Fin janvier, lors d’une conférence donnée à Bruxelles, Vitor Gaspar, directeur du Département des finances publiques du FMI rappelait qu’au cours des vingt dernières années, l’excédent primaire structurel moyen en Italie était de 1,5% du PIB potentiel, contre 0,9% pour l’Allemagne.

C’est-à-dire que, contrairement à une idée reçue très en vogue en Europe du Nord, l’Italie a bien serré les cordons de la Bourse, mais que sa faible croissance a dégradé ses comptes en raison de rentrées fiscales insuffisantes. Autrement dit, l’Italie n’a pas dépensé trop mais elle n’a pas gagné assez.

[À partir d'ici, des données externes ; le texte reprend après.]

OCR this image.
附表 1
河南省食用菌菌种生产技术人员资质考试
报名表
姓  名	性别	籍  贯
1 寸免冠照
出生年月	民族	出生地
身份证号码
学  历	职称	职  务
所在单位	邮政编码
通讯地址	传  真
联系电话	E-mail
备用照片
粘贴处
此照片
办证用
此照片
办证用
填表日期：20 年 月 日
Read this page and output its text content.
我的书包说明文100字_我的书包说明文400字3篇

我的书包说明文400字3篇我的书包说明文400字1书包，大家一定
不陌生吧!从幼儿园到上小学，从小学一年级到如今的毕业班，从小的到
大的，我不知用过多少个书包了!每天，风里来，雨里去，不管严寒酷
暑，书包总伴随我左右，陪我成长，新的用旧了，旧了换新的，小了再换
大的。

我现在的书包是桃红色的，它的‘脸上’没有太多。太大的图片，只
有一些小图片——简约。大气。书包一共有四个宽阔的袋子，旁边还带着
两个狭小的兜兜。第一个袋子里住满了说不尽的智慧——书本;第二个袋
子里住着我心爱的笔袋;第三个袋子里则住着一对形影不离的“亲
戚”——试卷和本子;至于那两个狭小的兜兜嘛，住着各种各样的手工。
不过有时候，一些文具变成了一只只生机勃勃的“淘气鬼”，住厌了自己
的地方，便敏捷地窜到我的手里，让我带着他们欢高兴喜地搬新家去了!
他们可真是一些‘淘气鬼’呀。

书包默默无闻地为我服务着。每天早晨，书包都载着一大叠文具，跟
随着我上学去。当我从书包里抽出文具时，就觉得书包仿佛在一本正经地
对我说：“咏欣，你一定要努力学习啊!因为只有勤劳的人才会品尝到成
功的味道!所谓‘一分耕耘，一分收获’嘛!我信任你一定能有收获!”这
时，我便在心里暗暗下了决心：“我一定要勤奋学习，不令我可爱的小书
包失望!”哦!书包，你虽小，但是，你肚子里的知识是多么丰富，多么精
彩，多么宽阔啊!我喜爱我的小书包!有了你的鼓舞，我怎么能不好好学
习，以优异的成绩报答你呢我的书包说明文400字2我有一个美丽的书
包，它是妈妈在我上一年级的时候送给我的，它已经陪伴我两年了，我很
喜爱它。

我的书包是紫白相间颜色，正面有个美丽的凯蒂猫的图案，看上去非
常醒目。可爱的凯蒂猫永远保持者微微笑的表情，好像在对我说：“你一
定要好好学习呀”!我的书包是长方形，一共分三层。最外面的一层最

Interrogée sur le jugement rendu récemment par la Cour constitutionnelle allemande et appelant la BCE à justifier sa politique de rachat massif de dette publique européenne, Christine Lagarde a simplement répondu que l’institution monétaire demeurait «imperturbable» dans son objectif de stabilité des prix.

Quant à un éventuel refus de la Banque centrale allemande de participer aux rachats de dette d’Etat, la dirigeante de la BCE a martelé que «toutes les banques centrales nationales d[evai]ent participer pleinement aux décisions et à la mise en œuvre de la politique monétaire de la zone euro».